• Star: Hires came from elite universities, were very well remunerated and given “huge amounts of autonomy.” VC’s tended to be very enamored of “star” culture firms, believing that funding the A-team held the highest promise.
  • Engineer: “This is your stereotypical Silicon Valley startup, with a bunch of anonymous programmers drinking Mountain Dew at their desks; they’re young and hungry and might be stars some day but right now they’re focused on solving technical problems.”
  • Bureacratic: Thick with middle managers, extensive job descriptions, org charts, and handbooks.
  • Autocratic: Close cousin to bureaucratic, but driven by a single person, usually the founder and/or CEO, one of whom reportedly described it thus: “You work. You do what I say. You get paid.”
  • And finally, the Commitment model. Firms where people could, even if most actually did not, work their entire lives. You might think this stodgy-sounding model would be antithetical to the Silicon Valley ethos, but Baron and Hannan found many examples. “Commitment CEOs believe that getting the culture right is more important at first than designing the best product.”

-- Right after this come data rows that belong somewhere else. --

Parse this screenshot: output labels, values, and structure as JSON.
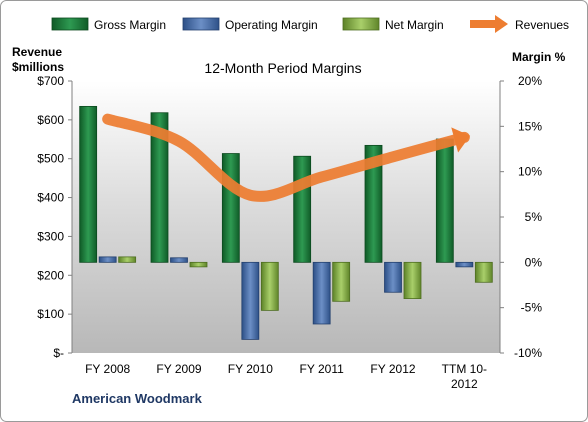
{
  "chart_data": {
    "type": "bar",
    "title": "12-Month Period Margins",
    "left_axis_label": [
      "Revenue",
      "$millions"
    ],
    "right_axis_label": "Margin %",
    "company": "American Woodmark",
    "categories": [
      "FY 2008",
      "FY 2009",
      "FY 2010",
      "FY 2011",
      "FY 2012",
      "TTM 10-2012"
    ],
    "category_labels": [
      [
        "FY 2008"
      ],
      [
        "FY 2009"
      ],
      [
        "FY 2010"
      ],
      [
        "FY 2011"
      ],
      [
        "FY 2012"
      ],
      [
        "TTM 10-",
        "2012"
      ]
    ],
    "left_axis": {
      "min": 0,
      "max": 700,
      "step": 100,
      "tick_labels": [
        "$-",
        "$100",
        "$200",
        "$300",
        "$400",
        "$500",
        "$600",
        "$700"
      ]
    },
    "right_axis": {
      "min": -10,
      "max": 20,
      "step": 5,
      "tick_labels": [
        "-10%",
        "-5%",
        "0%",
        "5%",
        "10%",
        "15%",
        "20%"
      ]
    },
    "series": [
      {
        "name": "Gross Margin",
        "axis": "right",
        "kind": "bar",
        "color": "#1e7a3c",
        "values": [
          17.2,
          16.5,
          12.0,
          11.7,
          12.9,
          13.6
        ]
      },
      {
        "name": "Operating Margin",
        "axis": "right",
        "kind": "bar",
        "color": "#4a6fa8",
        "values": [
          0.6,
          0.5,
          -8.5,
          -6.8,
          -3.3,
          -0.5
        ]
      },
      {
        "name": "Net Margin",
        "axis": "right",
        "kind": "bar",
        "color": "#8db24a",
        "values": [
          0.6,
          -0.5,
          -5.3,
          -4.3,
          -4.0,
          -2.2
        ]
      },
      {
        "name": "Revenues",
        "axis": "left",
        "kind": "line",
        "color": "#ed7d31",
        "values": [
          602,
          545,
          406,
          453,
          505,
          555
        ]
      }
    ],
    "legend": [
      "Gross Margin",
      "Operating Margin",
      "Net Margin",
      "Revenues"
    ],
    "legend_position": "top",
    "grid": false
  }
}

If we overlay Baron & Hannan’s pentagonal model onto Law Land, I suspect we’d find something very much like this:

  • The engineer model is effectively the null set.
  • The bureaucratic model contains almost zero inhabitants and those in this sector tend to have very short life expectancies or to emigrate away.
  • The autocratic model characterizes some young boutiques led by one or at most a very small handful of charismatic founders; their prospects of surviving the wildness of their youth and adolescence is open to question. The half-life of firms in this sector, in other words, is relatively brief. They emigrate away or dissolve when they encounter succession planning.
  • The star model is what many firms either are or desperately aspire to be.
  • And the commitment model finds firms in quite rarefied company; it’s antithetical to lawyers’ powerful autonomy-seeking instincts, and requires profound and unwavering commitment to a “firm first” faith and mentality.

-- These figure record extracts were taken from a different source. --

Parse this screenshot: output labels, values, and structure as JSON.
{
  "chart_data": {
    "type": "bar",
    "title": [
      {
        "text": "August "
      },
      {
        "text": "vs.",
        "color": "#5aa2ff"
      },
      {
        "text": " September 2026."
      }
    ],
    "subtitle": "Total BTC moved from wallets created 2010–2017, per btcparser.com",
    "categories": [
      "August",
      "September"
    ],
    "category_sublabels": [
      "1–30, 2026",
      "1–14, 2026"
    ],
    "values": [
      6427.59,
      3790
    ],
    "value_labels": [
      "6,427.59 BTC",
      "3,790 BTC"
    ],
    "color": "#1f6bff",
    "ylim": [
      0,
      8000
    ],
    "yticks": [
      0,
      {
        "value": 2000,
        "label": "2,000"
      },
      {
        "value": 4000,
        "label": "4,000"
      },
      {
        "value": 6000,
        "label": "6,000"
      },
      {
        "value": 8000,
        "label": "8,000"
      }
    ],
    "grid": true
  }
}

Baron and Hannan followed their start-ups for a decade. So what happened?

In short, about half ceased to exist, but a few of the other half became enormously successful: Perhaps no earth-shattering surprise here. What they weren’t expecting was how powerfully the management style correlated with success—even after correcting for all sorts of other presumably germane variables such as company age, size, access to VC funding, senior executive turnover, and the macro-economy.

As you’d expect, the star model produced some of the biggest winners: Putting all the smartest people in the room could indeed produce outsize results. But stars also failed in record numbers, and were #5 out of all five styles in making it to an IPO. (The professors’ hypothesis, which seems valid, is that star firms can succumb to infighting because everyone wants to be the star.)

Another of the five models, amazingly, outperformed every other management style in almost every way that mattered. Firms following this style, among other things:

  • were fastest to get to their IPO;
  • had the highest profitability ratios;
  • by and large were leaner, with fewer layers of management and fewer managers at each layer—committed, long-term staff generally excel at being self-starters and self-directed, and they’ve internalized what the firm’s about and where it should be going;
  • wasted less time on internal rivalries and internecine competition, because the firm’s interest trumped personal agendas;
  • and were more committed to and more closely in touch with their customers, which served both to provide superior service and to act as highly attuned antennae sensitive to impending shifts in the market.

OK, OK, I won’t prolong the suspense: These were the commitment firms.